On November 1, 2024, during oral argument of this appeal in Richmond, counsel for the plaintiffs admirably conceded to this Court that the district court's Opinion had properly dismissed all the claims alleged in the Complaint except the IDEA claim (Count One) and the section 504 claim (Count Three). That is, the plaintiffs have conceded that the Opinion resolved all their claims except Count One and Count Three.

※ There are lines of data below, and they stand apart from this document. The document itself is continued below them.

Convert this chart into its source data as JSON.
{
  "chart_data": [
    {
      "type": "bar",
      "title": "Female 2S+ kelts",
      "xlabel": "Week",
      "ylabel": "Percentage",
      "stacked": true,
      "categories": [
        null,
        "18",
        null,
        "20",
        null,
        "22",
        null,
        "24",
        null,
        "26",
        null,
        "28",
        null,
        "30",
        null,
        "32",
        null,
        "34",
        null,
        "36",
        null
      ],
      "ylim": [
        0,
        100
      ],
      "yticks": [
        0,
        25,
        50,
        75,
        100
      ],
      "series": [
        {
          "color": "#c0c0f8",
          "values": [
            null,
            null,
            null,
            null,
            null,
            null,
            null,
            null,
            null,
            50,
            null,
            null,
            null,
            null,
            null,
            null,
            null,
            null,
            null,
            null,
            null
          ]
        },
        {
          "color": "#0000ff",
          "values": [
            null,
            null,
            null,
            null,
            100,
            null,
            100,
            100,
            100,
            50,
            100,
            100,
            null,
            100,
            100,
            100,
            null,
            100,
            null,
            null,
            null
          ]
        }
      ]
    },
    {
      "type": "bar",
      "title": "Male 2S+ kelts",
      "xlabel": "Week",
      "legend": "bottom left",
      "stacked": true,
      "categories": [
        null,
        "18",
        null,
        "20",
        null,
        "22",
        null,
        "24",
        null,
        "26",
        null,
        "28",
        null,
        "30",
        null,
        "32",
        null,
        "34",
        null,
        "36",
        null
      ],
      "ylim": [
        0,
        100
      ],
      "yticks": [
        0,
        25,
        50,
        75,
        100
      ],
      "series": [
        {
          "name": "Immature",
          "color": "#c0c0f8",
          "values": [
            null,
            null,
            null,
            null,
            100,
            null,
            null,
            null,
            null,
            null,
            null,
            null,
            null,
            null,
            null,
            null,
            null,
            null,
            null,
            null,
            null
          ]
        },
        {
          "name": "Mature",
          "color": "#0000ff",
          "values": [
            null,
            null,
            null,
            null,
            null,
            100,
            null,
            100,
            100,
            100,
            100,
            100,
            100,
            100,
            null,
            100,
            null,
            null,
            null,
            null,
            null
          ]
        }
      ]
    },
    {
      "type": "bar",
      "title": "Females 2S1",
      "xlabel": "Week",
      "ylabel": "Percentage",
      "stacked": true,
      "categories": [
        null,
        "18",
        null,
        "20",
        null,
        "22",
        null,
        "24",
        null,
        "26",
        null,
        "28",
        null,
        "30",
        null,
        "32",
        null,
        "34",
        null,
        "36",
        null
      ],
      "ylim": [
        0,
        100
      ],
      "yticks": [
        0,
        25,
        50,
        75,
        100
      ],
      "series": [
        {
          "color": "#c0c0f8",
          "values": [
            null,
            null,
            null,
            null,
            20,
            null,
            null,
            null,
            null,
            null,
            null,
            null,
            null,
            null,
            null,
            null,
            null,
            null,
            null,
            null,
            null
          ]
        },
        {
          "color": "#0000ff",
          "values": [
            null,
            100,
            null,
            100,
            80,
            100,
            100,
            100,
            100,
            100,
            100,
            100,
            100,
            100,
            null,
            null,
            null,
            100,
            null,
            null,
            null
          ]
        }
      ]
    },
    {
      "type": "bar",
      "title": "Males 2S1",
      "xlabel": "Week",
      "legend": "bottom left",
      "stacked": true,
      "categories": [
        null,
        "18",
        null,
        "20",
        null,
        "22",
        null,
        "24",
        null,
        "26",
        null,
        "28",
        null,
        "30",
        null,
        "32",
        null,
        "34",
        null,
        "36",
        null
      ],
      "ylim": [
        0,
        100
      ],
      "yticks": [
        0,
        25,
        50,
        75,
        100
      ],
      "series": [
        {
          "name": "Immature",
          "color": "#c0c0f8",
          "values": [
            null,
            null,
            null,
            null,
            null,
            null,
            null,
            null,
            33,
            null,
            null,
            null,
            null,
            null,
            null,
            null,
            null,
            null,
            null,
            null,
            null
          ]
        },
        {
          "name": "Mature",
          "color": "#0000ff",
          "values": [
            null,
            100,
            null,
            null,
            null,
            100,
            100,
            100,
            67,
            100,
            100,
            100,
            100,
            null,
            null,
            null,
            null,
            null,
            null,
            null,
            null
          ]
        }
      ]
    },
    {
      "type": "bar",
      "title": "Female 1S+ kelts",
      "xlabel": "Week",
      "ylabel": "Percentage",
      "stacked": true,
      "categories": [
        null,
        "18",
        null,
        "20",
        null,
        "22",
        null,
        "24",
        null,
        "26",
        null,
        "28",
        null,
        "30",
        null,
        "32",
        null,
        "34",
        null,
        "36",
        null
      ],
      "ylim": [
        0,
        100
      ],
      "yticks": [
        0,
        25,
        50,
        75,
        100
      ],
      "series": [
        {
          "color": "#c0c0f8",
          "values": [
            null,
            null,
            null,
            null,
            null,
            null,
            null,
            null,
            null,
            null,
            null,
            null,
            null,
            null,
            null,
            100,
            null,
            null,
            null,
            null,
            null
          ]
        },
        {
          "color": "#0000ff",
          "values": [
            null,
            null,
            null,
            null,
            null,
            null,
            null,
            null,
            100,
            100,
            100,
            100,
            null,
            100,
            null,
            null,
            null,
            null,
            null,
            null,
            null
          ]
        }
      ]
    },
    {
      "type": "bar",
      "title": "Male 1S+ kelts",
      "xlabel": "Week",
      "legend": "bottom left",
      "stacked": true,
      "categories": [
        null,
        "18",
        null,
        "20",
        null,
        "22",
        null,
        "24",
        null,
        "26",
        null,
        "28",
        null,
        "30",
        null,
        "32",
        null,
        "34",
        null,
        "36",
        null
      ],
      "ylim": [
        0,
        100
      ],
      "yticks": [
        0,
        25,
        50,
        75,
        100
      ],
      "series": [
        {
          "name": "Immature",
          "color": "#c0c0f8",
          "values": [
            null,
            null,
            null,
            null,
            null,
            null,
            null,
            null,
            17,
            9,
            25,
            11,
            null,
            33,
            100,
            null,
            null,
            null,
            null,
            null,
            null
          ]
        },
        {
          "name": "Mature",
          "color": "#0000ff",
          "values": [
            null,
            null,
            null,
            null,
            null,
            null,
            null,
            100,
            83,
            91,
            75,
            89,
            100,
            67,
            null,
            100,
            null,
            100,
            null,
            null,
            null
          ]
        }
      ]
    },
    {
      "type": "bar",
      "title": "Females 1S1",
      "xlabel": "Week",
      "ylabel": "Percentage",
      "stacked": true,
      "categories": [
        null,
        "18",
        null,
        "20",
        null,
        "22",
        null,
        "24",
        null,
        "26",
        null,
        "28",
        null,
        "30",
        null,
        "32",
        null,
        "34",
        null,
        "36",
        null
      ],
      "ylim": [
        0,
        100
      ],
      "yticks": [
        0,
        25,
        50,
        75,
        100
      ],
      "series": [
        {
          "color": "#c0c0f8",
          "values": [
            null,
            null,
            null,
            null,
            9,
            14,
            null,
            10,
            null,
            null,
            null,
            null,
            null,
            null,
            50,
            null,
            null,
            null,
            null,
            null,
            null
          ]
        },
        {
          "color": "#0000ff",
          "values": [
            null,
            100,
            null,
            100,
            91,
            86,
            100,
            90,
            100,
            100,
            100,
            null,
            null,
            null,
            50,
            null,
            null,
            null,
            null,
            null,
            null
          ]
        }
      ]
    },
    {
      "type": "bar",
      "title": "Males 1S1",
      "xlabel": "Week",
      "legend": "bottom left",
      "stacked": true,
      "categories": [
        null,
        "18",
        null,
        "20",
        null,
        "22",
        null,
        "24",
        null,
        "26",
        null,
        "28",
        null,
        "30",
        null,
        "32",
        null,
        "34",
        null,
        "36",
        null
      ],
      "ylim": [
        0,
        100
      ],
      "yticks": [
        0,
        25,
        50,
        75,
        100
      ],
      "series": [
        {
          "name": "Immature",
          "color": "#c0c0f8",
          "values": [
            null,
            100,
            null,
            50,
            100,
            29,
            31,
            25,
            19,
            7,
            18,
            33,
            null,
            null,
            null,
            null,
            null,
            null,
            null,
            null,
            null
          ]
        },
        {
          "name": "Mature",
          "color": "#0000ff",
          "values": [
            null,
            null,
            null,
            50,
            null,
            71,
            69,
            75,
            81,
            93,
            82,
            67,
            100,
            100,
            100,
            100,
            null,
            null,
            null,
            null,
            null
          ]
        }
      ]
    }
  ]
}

The terms of those concessions were, in haec verba, "we will concede on everything except IDEA and 504." Oral Arg. 16:30-16:42.
In making its rulings, the Opinion recognized that the plaintiffs had failed to satisfy the requirements of Rules 12(b)(1) and 12(b)(6), and recited that:
The Court holds that plaintiffs have not pled an exception to the IDEA's exhaustion requirement, so the Court will dismiss all claims alleging a denial of a [free appropriate public education] meaning that the Court will dismiss Counts One through Eight on exhaustion grounds.Opinion, 605 F.Supp.3d at 755. That is, Count One and Count Three - the only counts not conceded - were dismissed by the district court under Rule 12(b)(1) for lack of subject matter jurisdiction, i.e., for failure to exhaust administrative remedies. In the Opinion, the court properly relied on our then-precedent that the exhaustion requirement was jurisdictional. Since the Opinion, however, we have adopted a different rule. K.I. v. Durham Pub. Schools Bd. of Educ., 54 F.4th 779, 790-92 (4th Cir. 2022) (explaining that IDEA's exhaustion requirement is no longer jurisdictional). As a result, Count One and Count Three are now more appropriately dismissed under Rule 12(b)(6), and without prejudice. We therefore modify the dismissals of Count One and Count Three accordingly.
Having thoroughly assessed the record on appeal, including the various briefs and arguments of counsel, and having accepted the concessions of counsel for the plaintiffs during oral argument, we are satisfied that the district court did not err in making its rulings.
We are also otherwise satisfied to adopt the court's carefully crafted and well-reasoned Opinion. We therefore affirm the judgment as modified.